The woman’s eyes flashed anger at her daughter, and her voice carried denial. “Wyn!”
“Oh, come on, Mom,” the girl said, wheeling around to face her mother. “You’ve been worried about Dad ever since Jag left!”
“That’s not true,” Syal said firmly, but there was something in her eyes that suggested that what her daughter said
was
true. After a moment, she sighed and shook her head slowly. “It hasn’t been since Jag left, Wyn; it’s been since Coruscant fell.”
Saba was beginning to feel out of her depth. She wished that Master Skywalker was here to face these accusations instead of her; he was far more adept at handling such matters.
“Before Coruscant, I was actually trying to talk Soontir into joining the fight against the Yuuzhan Vong.” All acrimony had gone from her tone, for which Saba was grateful.

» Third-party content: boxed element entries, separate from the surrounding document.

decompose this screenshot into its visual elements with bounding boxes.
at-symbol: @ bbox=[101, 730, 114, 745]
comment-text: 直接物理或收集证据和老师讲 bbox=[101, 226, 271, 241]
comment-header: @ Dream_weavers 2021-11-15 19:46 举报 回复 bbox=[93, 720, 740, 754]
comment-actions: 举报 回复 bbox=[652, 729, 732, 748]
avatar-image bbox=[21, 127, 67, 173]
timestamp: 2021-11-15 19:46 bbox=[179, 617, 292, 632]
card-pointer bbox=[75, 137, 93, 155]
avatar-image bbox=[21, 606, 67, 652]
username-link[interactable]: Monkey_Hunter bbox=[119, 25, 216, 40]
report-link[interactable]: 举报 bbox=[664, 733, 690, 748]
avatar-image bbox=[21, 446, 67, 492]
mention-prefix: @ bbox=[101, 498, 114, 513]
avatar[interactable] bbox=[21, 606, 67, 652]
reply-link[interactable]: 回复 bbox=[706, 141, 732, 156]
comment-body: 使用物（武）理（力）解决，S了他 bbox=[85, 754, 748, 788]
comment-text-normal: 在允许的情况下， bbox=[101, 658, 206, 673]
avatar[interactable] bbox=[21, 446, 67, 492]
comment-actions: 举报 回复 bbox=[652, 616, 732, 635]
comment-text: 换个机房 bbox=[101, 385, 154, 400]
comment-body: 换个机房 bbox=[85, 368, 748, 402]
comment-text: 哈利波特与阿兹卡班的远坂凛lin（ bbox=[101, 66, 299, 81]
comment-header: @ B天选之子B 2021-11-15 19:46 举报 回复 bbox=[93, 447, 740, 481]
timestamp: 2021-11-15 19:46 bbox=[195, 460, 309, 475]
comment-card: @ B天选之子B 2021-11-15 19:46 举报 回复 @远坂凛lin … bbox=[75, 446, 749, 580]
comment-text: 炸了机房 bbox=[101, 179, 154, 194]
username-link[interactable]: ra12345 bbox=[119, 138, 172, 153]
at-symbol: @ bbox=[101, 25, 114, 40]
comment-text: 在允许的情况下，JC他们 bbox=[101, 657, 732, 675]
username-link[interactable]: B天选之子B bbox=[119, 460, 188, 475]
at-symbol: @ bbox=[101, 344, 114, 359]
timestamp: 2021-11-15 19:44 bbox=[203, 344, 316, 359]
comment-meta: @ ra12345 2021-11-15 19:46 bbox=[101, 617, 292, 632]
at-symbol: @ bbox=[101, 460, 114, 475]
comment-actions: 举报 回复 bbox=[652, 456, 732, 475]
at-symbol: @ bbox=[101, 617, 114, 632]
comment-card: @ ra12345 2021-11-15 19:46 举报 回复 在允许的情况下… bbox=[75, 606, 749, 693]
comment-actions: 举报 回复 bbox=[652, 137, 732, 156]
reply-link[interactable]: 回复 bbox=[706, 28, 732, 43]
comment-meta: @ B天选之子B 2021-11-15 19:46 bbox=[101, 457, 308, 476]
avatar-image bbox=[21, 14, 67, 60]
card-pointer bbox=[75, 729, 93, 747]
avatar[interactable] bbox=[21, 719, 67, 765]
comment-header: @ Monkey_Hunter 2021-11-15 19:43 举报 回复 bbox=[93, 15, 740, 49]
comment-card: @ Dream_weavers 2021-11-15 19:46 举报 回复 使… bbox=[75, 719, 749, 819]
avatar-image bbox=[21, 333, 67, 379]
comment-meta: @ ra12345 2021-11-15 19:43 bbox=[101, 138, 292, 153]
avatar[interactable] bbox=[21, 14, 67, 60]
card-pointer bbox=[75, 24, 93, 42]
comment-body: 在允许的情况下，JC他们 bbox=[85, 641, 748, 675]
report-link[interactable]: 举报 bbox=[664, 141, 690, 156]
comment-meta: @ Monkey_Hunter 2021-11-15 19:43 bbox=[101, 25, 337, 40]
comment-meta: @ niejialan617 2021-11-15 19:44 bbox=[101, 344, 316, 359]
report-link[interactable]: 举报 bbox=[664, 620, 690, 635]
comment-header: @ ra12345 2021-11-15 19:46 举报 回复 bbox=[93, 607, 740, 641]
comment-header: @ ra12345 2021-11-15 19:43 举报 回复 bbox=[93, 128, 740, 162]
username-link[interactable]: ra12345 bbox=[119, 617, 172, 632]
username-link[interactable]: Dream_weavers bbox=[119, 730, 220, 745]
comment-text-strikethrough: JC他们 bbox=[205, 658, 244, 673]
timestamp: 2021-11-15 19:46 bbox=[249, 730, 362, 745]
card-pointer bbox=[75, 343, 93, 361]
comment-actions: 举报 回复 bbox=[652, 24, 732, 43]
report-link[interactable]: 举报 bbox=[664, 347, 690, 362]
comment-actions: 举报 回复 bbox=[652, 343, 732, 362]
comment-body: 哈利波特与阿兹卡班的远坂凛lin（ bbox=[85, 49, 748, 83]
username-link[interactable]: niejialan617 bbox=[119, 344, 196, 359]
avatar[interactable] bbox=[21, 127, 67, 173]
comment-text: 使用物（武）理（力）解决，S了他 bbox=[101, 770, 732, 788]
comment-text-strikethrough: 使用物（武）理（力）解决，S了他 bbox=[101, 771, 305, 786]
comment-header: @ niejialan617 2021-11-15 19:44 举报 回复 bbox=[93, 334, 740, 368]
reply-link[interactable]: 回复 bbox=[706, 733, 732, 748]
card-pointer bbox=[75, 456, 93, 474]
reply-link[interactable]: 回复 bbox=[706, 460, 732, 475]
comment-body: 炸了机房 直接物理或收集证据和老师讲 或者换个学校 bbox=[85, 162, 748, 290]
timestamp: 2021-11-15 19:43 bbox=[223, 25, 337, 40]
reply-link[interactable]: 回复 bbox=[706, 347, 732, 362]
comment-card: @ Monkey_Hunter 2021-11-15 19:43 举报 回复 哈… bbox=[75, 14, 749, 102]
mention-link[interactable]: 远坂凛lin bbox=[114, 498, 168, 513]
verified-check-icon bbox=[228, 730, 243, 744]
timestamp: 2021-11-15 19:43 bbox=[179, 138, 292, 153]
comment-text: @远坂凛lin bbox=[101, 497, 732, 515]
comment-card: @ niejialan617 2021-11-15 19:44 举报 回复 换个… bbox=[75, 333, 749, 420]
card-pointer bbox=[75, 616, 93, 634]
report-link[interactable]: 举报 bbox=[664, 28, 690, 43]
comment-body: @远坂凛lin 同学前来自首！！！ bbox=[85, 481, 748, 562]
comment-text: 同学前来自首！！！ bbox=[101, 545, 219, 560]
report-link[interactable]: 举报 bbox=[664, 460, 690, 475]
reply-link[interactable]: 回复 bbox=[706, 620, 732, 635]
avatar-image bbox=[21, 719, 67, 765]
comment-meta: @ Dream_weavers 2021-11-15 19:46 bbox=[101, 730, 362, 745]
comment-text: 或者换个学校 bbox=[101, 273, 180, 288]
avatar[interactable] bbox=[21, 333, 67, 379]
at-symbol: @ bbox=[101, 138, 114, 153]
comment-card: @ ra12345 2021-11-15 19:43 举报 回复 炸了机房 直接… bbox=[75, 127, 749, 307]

She seemed to speak now as a means of explaining her prior hostility toward Saba’s presence. “I wanted him to join the New Republic like Jag did, either with the rest of the Chiss or without them. But he didn’t want to fight; he said that the New Republic could handle the Yuuzhan Vong, just as we were handling it on our side of the galaxy. Then you lost the capital and—” She hesitated briefly, as if collecting her thoughts. “I knew two things, then: that he would change his mind; and that you were going to lose.” Her eyes flitted between
Wyn and Saba as she said, “I won’t let you take him down with you. I won’t.”